May 01, 2006 10:00
I've been on a small movie renting spree this month, after a Blockbuster card allowing you to rent as many movies as you want for cheaper cost until the end of April came in the mail. There was nothing new I wanted to see, so I took the opportunity to rent some of the recommended Asian horror.
My favorite was a Chinese film called Koma. The second Asian movie I've seen that deals in some way with organ theft (makes me wonder if it isn't a real problem over there). Almost every scene in that movie has long since become a cliche in suspense films (like the final showdown in the big dark empty building, to cite just one example), but yet all those cliched scenes were done well or better than I've ever seen them done before. The story doesn't hold any actual surprises, it sets things up a certain way in the beginning and by the end you realize everything was what it initially looked like it was; but that's okay since the story is really about those two women (and that one jackass guy, I was never sure if the movie wanted me to like him or not), who they are and where they come from, and how they interact with each other. In that respect I found the movie fascinating.

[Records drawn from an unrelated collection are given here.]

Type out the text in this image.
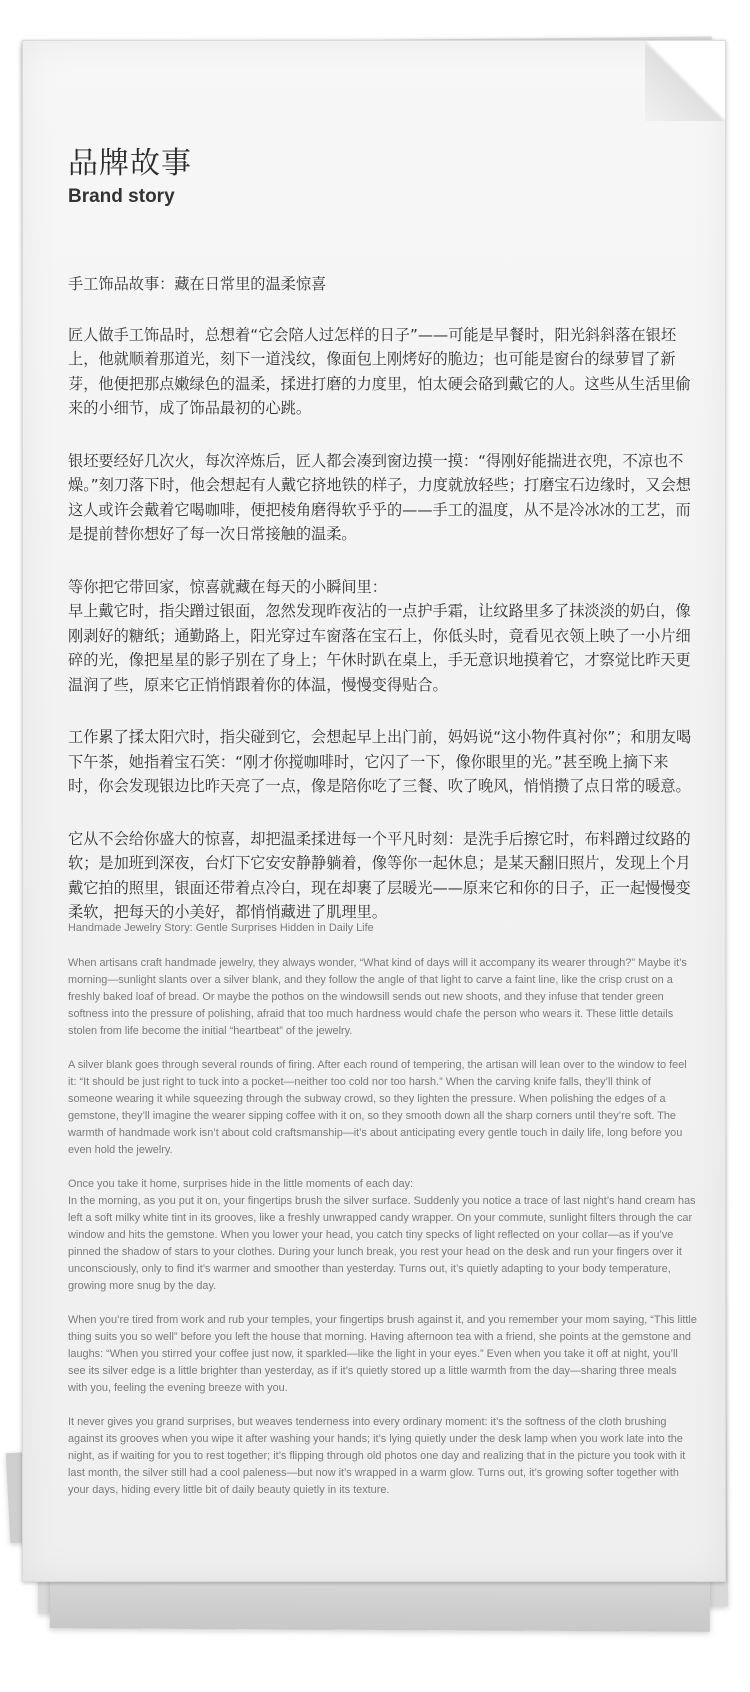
品牌故事
Brand story

手工饰品故事：藏在日常里的温柔惊喜

匠人做手工饰品时，总想着“它会陪人过怎样的日子”——可能是早餐时，阳光斜斜落在银坯上，他就顺着那道光，刻下一道浅纹，像面包上刚烤好的脆边；也可能是窗台的绿萝冒了新芽，他便把那点嫩绿色的温柔，揉进打磨的力度里，怕太硬会硌到戴它的人。这些从生活里偷来的小细节，成了饰品最初的心跳。

银坯要经好几次火，每次淬炼后，匠人都会凑到窗边摸一摸：“得刚好能揣进衣兜，不凉也不燥。”刻刀落下时，他会想起有人戴它挤地铁的样子，力度就放轻些；打磨宝石边缘时，又会想这人或许会戴着它喝咖啡，便把棱角磨得软乎乎的——手工的温度，从不是冷冰冰的工艺，而是提前替你想好了每一次日常接触的温柔。

等你把它带回家，惊喜就藏在每天的小瞬间里：
早上戴它时，指尖蹭过银面，忽然发现昨夜沾的一点护手霜，让纹路里多了抹淡淡的奶白，像刚剥好的糖纸；通勤路上，阳光穿过车窗落在宝石上，你低头时，竟看见衣领上映了一小片细碎的光，像把星星的影子别在了身上；午休时趴在桌上，手无意识地摸着它，才察觉比昨天更温润了些，原来它正悄悄跟着你的体温，慢慢变得贴合。

工作累了揉太阳穴时，指尖碰到它，会想起早上出门前，妈妈说“这小物件真衬你”；和朋友喝下午茶，她指着宝石笑：“刚才你搅咖啡时，它闪了一下，像你眼里的光。”甚至晚上摘下来时，你会发现银边比昨天亮了一点，像是陪你吃了三餐、吹了晚风，悄悄攒了点日常的暖意。

它从不会给你盛大的惊喜，却把温柔揉进每一个平凡时刻：是洗手后擦它时，布料蹭过纹路的软；是加班到深夜，台灯下它安安静静躺着，像等你一起休息；是某天翻旧照片，发现上个月戴它拍的照里，银面还带着点冷白，现在却裹了层暖光——原来它和你的日子，正一起慢慢变柔软，把每天的小美好，都悄悄藏进了肌理里。

Handmade Jewelry Story: Gentle Surprises Hidden in Daily Life

When artisans craft handmade jewelry, they always wonder, “What kind of days will it accompany its wearer through?” Maybe it’s morning—sunlight slants over a silver blank, and they follow the angle of that light to carve a faint line, like the crisp crust on a freshly baked loaf of bread. Or maybe the pothos on the windowsill sends out new shoots, and they infuse that tender green softness into the pressure of polishing, afraid that too much hardness would chafe the person who wears it. These little details stolen from life become the initial “heartbeat” of the jewelry.

A silver blank goes through several rounds of firing. After each round of tempering, the artisan will lean over to the window to feel it: “It should be just right to tuck into a pocket—neither too cold nor too harsh.” When the carving knife falls, they’ll think of someone wearing it while squeezing through the subway crowd, so they lighten the pressure. When polishing the edges of a gemstone, they’ll imagine the wearer sipping coffee with it on, so they smooth down all the sharp corners until they’re soft. The warmth of handmade work isn’t about cold craftsmanship—it’s about anticipating every gentle touch in daily life, long before you even hold the jewelry.

Once you take it home, surprises hide in the little moments of each day:
In the morning, as you put it on, your fingertips brush the silver surface. Suddenly you notice a trace of last night’s hand cream has left a soft milky white tint in its grooves, like a freshly unwrapped candy wrapper. On your commute, sunlight filters through the car window and hits the gemstone. When you lower your head, you catch tiny specks of light reflected on your collar—as if you’ve pinned the shadow of stars to your clothes. During your lunch break, you rest your head on the desk and run your fingers over it unconsciously, only to find it’s warmer and smoother than yesterday. Turns out, it’s quietly adapting to your body temperature, growing more snug by the day.

When you’re tired from work and rub your temples, your fingertips brush against it, and you remember your mom saying, “This little thing suits you so well” before you left the house that morning. Having afternoon tea with a friend, she points at the gemstone and laughs: “When you stirred your coffee just now, it sparkled—like the light in your eyes.” Even when you take it off at night, you’ll see its silver edge is a little brighter than yesterday, as if it’s quietly stored up a little warmth from the day—sharing three meals with you, feeling the evening breeze with you.

It never gives you grand surprises, but weaves tenderness into every ordinary moment: it’s the softness of the cloth brushing against its grooves when you wipe it after washing your hands; it’s lying quietly under the desk lamp when you work late into the night, as if waiting for you to rest together; it’s flipping through old photos one day and realizing that in the picture you took with it last month, the silver still had a cool paleness—but now it’s wrapped in a warm glow. Turns out, it’s growing softer together with your days, hiding every little bit of daily beauty quietly in its texture.
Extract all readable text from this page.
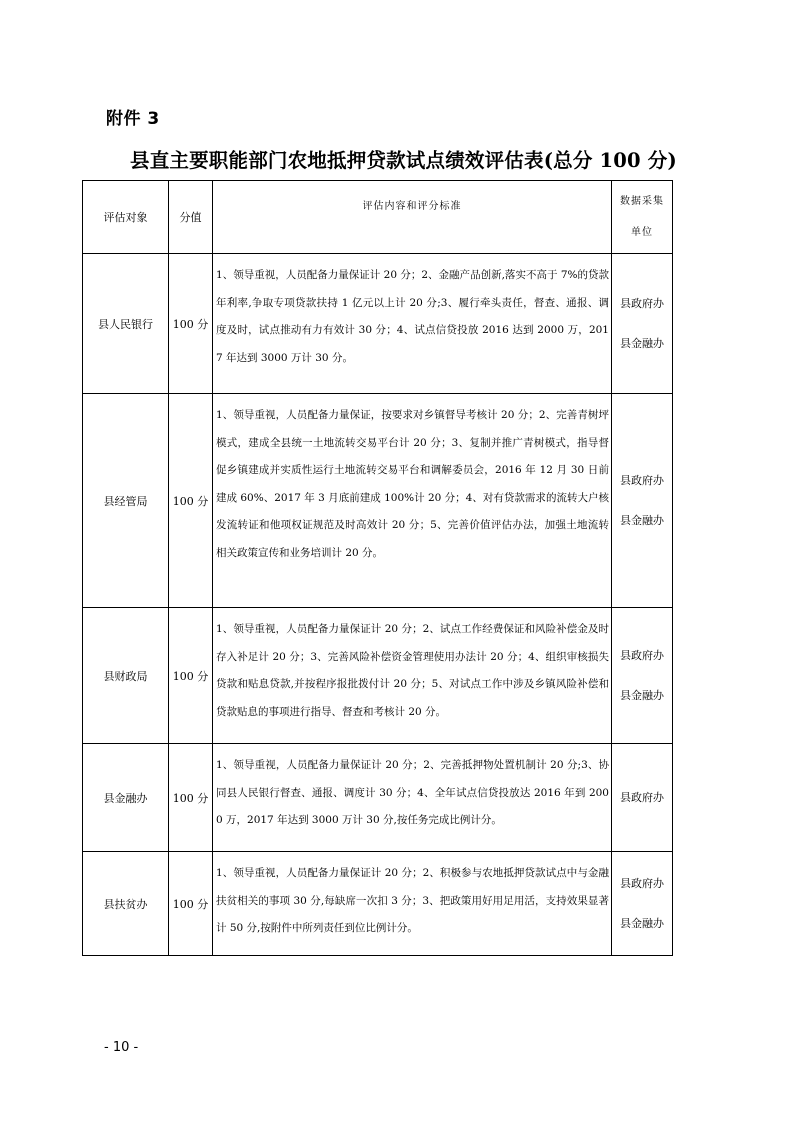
附件 3
县直主要职能部门农地抵押贷款试点绩效评估表(总分 100 分)
评估对象	分值	评估内容和评分标准	数据采集
单位

县人民银行	100 分	1、领导重视，人员配备力量保证计 20 分；2、金融产品创新,落实不高于 7%的贷款年利率,争取专项贷款扶持 1 亿元以上计 20 分;3、履行牵头责任，督查、通报、调度及时，试点推动有力有效计 30 分；4、试点信贷投放 2016 达到 2000 万，2017 年达到 3000 万计 30 分。	县政府办
县金融办

县经管局	100 分	1、领导重视，人员配备力量保证，按要求对乡镇督导考核计 20 分；2、完善青树坪模式，建成全县统一土地流转交易平台计 20 分；3、复制并推广青树模式，指导督促乡镇建成并实质性运行土地流转交易平台和调解委员会，2016 年 12 月 30 日前建成 60%、2017 年 3 月底前建成 100%计 20 分；4、对有贷款需求的流转大户核发流转证和他项权证规范及时高效计 20 分；5、完善价值评估办法，加强土地流转相关政策宣传和业务培训计 20 分。	县政府办
县金融办

县财政局	100 分	1、领导重视，人员配备力量保证计 20 分；2、试点工作经费保证和风险补偿金及时存入补足计 20 分；3、完善风险补偿资金管理使用办法计 20 分；4、组织审核损失贷款和贴息贷款,并按程序报批拨付计 20 分；5、对试点工作中涉及乡镇风险补偿和贷款贴息的事项进行指导、督查和考核计 20 分。	县政府办
县金融办

县金融办	100 分	1、领导重视，人员配备力量保证计 20 分；2、完善抵押物处置机制计 20 分;3、协同县人民银行督查、通报、调度计 30 分；4、全年试点信贷投放达 2016 年到 2000 万，2017 年达到 3000 万计 30 分,按任务完成比例计分。	县政府办

县扶贫办	100 分	1、领导重视，人员配备力量保证计 20 分；2、积极参与农地抵押贷款试点中与金融扶贫相关的事项 30 分,每缺席一次扣 3 分；3、把政策用好用足用活，支持效果显著计 50 分,按附件中所列责任到位比例计分。	县政府办
县金融办
- 10 -
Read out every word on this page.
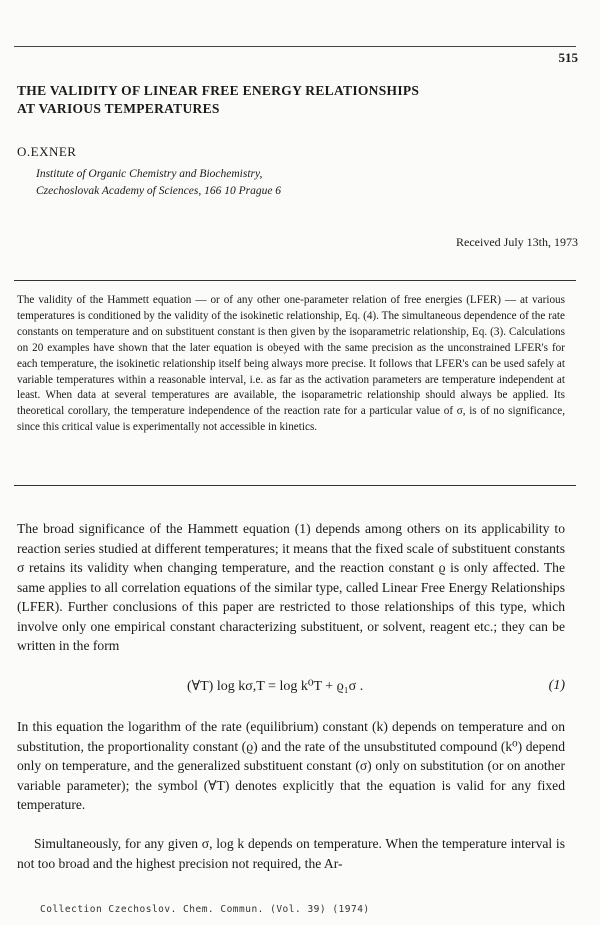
515
THE VALIDITY OF LINEAR FREE ENERGY RELATIONSHIPS
AT VARIOUS TEMPERATURES
O.EXNER
Institute of Organic Chemistry and Biochemistry,
Czechoslovak Academy of Sciences, 166 10 Prague 6
Received July 13th, 1973
The validity of the Hammett equation — or of any other one-parameter relation of free energies (LFER) — at various temperatures is conditioned by the validity of the isokinetic relationship, Eq. (4). The simultaneous dependence of the rate constants on temperature and on substituent constant is then given by the isoparametric relationship, Eq. (3). Calculations on 20 examples have shown that the later equation is obeyed with the same precision as the unconstrained LFER's for each temperature, the isokinetic relationship itself being always more precise. It follows that LFER's can be used safely at variable temperatures within a reasonable interval, i.e. as far as the activation parameters are temperature independent at least. When data at several temperatures are available, the isoparametric relationship should always be applied. Its theoretical corollary, the temperature independence of the reaction rate for a particular value of σ, is of no significance, since this critical value is experimentally not accessible in kinetics.
The broad significance of the Hammett equation (1) depends among others on its applicability to reaction series studied at different temperatures; it means that the fixed scale of substituent constants σ retains its validity when changing temperature, and the reaction constant ϱ is only affected. The same applies to all correlation equations of the similar type, called Linear Free Energy Relationships (LFER). Further conclusions of this paper are restricted to those relationships of this type, which involve only one empirical constant characterizing substituent, or solvent, reagent etc.; they can be written in the form
(∀T) log kσ,T = log k⁰T + ϱ₁σ .	(1)
In this equation the logarithm of the rate (equilibrium) constant (k) depends on temperature and on substitution, the proportionality constant (ϱ) and the rate of the unsubstituted compound (k⁰) depend only on temperature, and the generalized substituent constant (σ) only on substitution (or on another variable parameter); the symbol (∀T) denotes explicitly that the equation is valid for any fixed temperature.
Simultaneously, for any given σ, log k depends on temperature. When the temperature interval is not too broad and the highest precision not required, the Ar-
Collection Czechoslov. Chem. Commun. (Vol. 39) (1974)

Then I saw A Tale of Two Sisters, this very strange Korean movie that did have some very big plot twists, actually I had to watch the movie twice before I could really understand any of it. Still it left me with some unanswered questions (like what exactly was that woman's motive in the final scene, and was the house ever really haunted, although I suppose that doesn't matter very much). I do understand why so many people liked it, it is a well acted and definitely a beautiful looking movie, the plot twists were pretty good ones and I appreciate any movie that leaves me a little stumped first time through. Still it was a little slow getting to the point and doesn't have a lot of replay value for me; good movie, but not the kind you want to watch a thousand times.
Lastly I got Three Extremes 2 (actually Three Extremes is the sequel to this movie, originally called Three, but which was never released in the US until after Three Extremes was, so thus it was released here as the sequel to its sequel). I didn't enjoy this movie as much as I was hoping I would. The first film, Memories, was directed by the same man who did A Tale of Two Sisters and it played pretty much the same way, a lot of weirdness with a sudden shocking plot twist followed by a short series of flashbacks at the very end to explain what just happened. For all that successful (if slow) strangeness in the beginning, the eventual explanation was pretty typical and so it was sort of a let down for me. I don't know what the hell to make of that Japanese film The Wheel about a cursed puppet, everyone dying, possessed children, insanity, etc. I did get into the Chinese movie Going Home, with the man keeping his dead wife in a small apartment, bathing her in Chinese herbs believing that this will revive her within three years. I find that I'm enjoying stories of human depravity more than those of supernatural phenomena, which is why I liked Three Extremes better.
The rest of the family had rented Brokeback Mountain, which I had considered watching while it was in the house, just for the sake of having seen it. I decided to pass after hearing the reviews; everyone thought it was boring, even my mother who loves that sad, sappy romantic shit. I think everything that woman watches is boring, so if she was bored there was simply no way I could've sat through it.
This will probably be the end of my movie watching for quite some time. The only thing out I want to see now is Hard Candy, I'm hoping to find an AMC theater near by playing it (since I have $30 in gift certificates and I really ought to use them).